Especially in relation to #5 -- Recently my colleague who is currently our WIA/EL Civics grant coordinator for our department and I, using the data from the instructor self-assessment discussed in this blog post, and incorporating (as required) the International Society for Technology in Education (ISTE) Standards for Students, we formulated our annual tech plan for the coming year with three simple (and hopefully attainable) goals for students and teachers in our program:

1.     Students will be exposed to and use a variety of online tools such as discussion boards, voice tools, assessments, and gradebooks for learning, communication, collaboration, and tracking their own progress, thus becoming part of an online community and becoming better acquainted and more comfortable with online learning.

Professional development to be provided to instructors in our department:

A) Two full-time faculty will provide instructors access to their online hybrid courses.
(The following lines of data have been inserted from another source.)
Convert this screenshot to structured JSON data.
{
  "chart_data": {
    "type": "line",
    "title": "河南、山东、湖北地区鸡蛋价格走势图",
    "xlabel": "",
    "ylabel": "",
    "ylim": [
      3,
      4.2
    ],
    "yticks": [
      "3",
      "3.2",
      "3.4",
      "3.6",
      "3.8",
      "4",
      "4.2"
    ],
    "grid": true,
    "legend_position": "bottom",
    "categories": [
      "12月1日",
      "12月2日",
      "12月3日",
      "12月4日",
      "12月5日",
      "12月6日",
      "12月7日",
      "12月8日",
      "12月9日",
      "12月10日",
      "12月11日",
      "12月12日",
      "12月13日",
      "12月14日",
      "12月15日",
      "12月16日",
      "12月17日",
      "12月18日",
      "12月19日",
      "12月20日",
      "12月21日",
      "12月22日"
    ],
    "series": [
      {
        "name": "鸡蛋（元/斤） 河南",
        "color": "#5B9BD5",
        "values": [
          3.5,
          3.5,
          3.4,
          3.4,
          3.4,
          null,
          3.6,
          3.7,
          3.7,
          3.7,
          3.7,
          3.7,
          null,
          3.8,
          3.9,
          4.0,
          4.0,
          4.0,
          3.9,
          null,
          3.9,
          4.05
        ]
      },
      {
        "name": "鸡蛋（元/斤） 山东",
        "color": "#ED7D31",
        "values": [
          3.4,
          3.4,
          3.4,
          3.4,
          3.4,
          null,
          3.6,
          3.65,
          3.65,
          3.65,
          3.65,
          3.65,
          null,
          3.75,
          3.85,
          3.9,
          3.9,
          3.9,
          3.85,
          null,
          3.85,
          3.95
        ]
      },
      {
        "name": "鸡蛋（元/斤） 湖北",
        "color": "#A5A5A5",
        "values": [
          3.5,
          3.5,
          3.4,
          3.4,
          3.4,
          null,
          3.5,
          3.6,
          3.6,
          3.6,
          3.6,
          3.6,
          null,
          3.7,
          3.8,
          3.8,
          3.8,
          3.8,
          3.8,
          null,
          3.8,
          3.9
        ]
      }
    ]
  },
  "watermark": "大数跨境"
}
Instructors will observe online and face-to-face instruction and will be mentored on developing their own online courses.

B) Two face-to-face workshops will also be provided on Blackboard Assignments, Assessments, and Gradebook.

2.     Students will be able to create word-processed documents and brief slideshows on a variety of topics and will be able to use relevant features of a spreadsheet in order to complete class assignments.

Professional development to be provided to instructors in our department:

Two workshops will be offered on Microsoft Office 2013 updates (Word, PPT, Excel).

3.     Students will learn new technologies as they are integrated into class assignments for a variety of purposes such as information gathering, idea generation, creating original works individually or as part of team projects, communicating information, and solving problems.  

Professional development to be provided to instructors in our department:

Instructors will be mentored on creating and executing lesson plans which integrate technology and have an end product of student work which will be compiled and shared online.  Mentees will become mentors, and the mentorship program will grow in the coming year.